This graph is machine-readable and interoperable with semantic web tools, knowledge graphs, and governance platforms.
🔍 Step 6: Query Provenance
Since PROV-O is RDF-based, we can load graphs into a triple store and query with SPARQL. The following are a few example queries:
1️⃣Which dataset was used to generate a given model?
SELECT ?dataset WHERE {
ex:model_70d8b46c6451416d92a0ae7cac4c8602.pth prov:wasGeneratedBy ?activity .
?activity prov:used ?dataset .
}
This query returns dataset.csv
as the dataset that trained model_f4a22.pth
.
The SPARQL queries can be run using the following Python script:
import rdflib
# Create a Graph object
g = rdflib.Graph()
# Parse the TTL file into the graph
g.parse("prov_70d8b46c6451416d92a0ae7cac4c8602.ttl", format='turtle')
# Define your SPARQL query
sparql_query = """
SELECT ?dataset WHERE {
ex:model_70d8b46c6451416d92a0ae7cac4c8602.pth prov:wasGeneratedBy ?activity .
?activity prov:used ?dataset .
}
"""
# Execute the query
results = g.query(sparql_query)
# Process the results
for row in results:
print(row)
2️⃣All models generated by a given engineer
SELECT ?model
WHERE {
?model a prov:Entity ;
prov:wasAttributedTo ex:engineer .
}
👉 Returns all model URIs that were attributed to the engineer ex:engineer
.
3️⃣All datasets used in the last month
If your provenance tracker adds prov:generatedAtTime
or similar timestamps on entities/activities, you can filter by date.
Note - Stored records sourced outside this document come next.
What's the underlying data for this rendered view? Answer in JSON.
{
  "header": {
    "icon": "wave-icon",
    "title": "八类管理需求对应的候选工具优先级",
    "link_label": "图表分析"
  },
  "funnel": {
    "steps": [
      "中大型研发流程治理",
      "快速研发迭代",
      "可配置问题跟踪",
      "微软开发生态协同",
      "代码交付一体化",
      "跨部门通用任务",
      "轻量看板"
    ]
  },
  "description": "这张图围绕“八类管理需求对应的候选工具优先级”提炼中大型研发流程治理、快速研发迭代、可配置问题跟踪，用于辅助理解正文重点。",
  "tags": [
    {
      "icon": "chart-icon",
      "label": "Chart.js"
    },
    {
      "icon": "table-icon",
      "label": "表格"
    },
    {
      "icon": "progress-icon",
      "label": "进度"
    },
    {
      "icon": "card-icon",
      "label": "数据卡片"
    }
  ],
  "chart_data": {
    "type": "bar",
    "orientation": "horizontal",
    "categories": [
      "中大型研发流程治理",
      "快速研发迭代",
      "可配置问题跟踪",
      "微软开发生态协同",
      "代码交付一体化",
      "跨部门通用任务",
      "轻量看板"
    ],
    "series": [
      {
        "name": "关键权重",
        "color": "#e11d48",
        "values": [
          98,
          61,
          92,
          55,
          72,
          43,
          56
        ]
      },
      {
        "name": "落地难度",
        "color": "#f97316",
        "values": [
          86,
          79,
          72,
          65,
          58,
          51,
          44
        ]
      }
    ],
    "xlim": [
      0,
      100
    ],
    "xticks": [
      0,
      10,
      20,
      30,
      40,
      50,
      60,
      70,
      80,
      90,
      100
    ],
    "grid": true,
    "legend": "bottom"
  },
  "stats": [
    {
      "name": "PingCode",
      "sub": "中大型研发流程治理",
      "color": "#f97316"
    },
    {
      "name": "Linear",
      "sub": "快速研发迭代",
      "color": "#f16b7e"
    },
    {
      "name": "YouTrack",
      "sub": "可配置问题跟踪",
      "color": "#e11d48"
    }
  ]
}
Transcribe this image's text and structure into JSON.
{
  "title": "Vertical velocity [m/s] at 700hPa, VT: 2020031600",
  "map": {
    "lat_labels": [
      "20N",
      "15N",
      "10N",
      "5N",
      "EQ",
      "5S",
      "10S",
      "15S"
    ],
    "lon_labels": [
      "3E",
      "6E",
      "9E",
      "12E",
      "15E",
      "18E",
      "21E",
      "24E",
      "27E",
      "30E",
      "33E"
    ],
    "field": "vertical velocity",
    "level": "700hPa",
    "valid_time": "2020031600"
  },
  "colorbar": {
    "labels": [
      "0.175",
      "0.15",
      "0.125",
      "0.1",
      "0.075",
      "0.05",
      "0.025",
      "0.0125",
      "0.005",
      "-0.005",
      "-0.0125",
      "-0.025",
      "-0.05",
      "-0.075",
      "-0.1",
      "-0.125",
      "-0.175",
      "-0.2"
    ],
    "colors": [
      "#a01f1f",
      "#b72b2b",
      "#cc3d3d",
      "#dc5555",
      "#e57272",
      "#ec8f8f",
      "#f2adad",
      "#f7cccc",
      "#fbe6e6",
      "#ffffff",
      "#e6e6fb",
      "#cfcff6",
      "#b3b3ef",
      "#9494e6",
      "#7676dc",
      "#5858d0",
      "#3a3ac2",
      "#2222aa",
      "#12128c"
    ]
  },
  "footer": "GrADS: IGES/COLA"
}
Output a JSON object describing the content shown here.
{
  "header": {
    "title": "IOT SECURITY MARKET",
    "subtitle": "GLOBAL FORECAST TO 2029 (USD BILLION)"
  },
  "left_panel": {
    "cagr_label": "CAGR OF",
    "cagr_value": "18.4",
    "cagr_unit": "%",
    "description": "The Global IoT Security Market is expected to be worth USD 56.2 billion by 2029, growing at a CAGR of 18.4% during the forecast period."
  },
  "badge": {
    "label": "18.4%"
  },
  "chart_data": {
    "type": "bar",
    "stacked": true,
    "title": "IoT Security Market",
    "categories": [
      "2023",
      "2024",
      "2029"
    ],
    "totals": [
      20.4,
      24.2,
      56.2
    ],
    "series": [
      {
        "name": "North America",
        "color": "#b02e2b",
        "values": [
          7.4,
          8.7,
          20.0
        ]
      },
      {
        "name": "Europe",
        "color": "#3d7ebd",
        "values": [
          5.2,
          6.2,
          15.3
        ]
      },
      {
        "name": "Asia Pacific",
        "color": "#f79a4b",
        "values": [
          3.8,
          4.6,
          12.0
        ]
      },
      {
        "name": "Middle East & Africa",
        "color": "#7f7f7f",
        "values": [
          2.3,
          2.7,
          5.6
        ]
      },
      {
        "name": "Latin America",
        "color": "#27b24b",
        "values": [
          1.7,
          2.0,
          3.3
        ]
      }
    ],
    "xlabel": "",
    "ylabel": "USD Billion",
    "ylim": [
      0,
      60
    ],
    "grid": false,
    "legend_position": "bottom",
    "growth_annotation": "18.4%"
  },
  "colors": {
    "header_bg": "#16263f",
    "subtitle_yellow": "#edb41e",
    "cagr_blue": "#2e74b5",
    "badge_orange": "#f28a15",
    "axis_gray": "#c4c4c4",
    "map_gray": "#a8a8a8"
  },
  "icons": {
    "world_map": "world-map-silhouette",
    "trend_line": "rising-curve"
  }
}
Example:
SELECT ?dataset ?time
WHERE {
?activity a prov:Activity ;
prov:used ?dataset ;
prov:endedAtTime ?time .
?dataset a prov:Entity .
FILTER (?time >= "2025-07-28T00:00:00Z"^^xsd:dateTime &&
?time <= "2025-08-28T23:59:59Z"^^xsd:dateTime)
}
👉 This finds all prov:Entity
datasets used by any activity that ended in the last month.
4️⃣Provenance chains across multiple runs (for auditing)
Here we want to trace lineage from dataset → activity → model → metrics.
SELECT ?dataset ?activity ?model ?metrics
WHERE {
?dataset a prov:Entity .
?activity a prov:Activity ;
prov:used ?dataset ;
prov:generated ?model, ?metrics .
?model a prov:Entity .
?metrics a prov:Entity .
}
👉 This gives a table of full provenance chains, so you can audit multiple runs together.
5️⃣Find all runs that reused the same dataset
Useful for detecting data reuse:
SELECT ?dataset (GROUP_CONCAT(?model; separator=", ") AS ?models)
WHERE {
?activity prov:used ?dataset ;
prov:generated ?model .
}
GROUP BY ?dataset
HAVING (COUNT(?model) > 1)
👉 Returns datasets that were reused in multiple model generations.
⚡ These queries assume you have prov:used
, prov:generated
, prov:wasAttributedTo
, and timestamps (prov:endedAtTime
or prov:generatedAtTime
) in your TTL logs.
✅ Why This Matters
By extending MLflow with PROV-O, AI engineers gain:
- Reproducibility → Every model is linked to the exact data and parameters that generated it.
- Auditability → Regulators and compliance teams can trace how outputs were produced.
- Transparency → Business stakeholders can understand lineage without relying on tribal knowledge.
- Interoperability → Since PROV-O is a W3C standard, provenance metadata can be integrated into external governance, data catalog, and knowledge graph systems.
🚀 What We Learnt
We’ve seen how to:
- Train a PyTorch model with MLflow.
- Capture provenance automatically using PROV-O.
- Serialize provenance graphs as RDF/Turtle.
- Query lineage with SPARQL.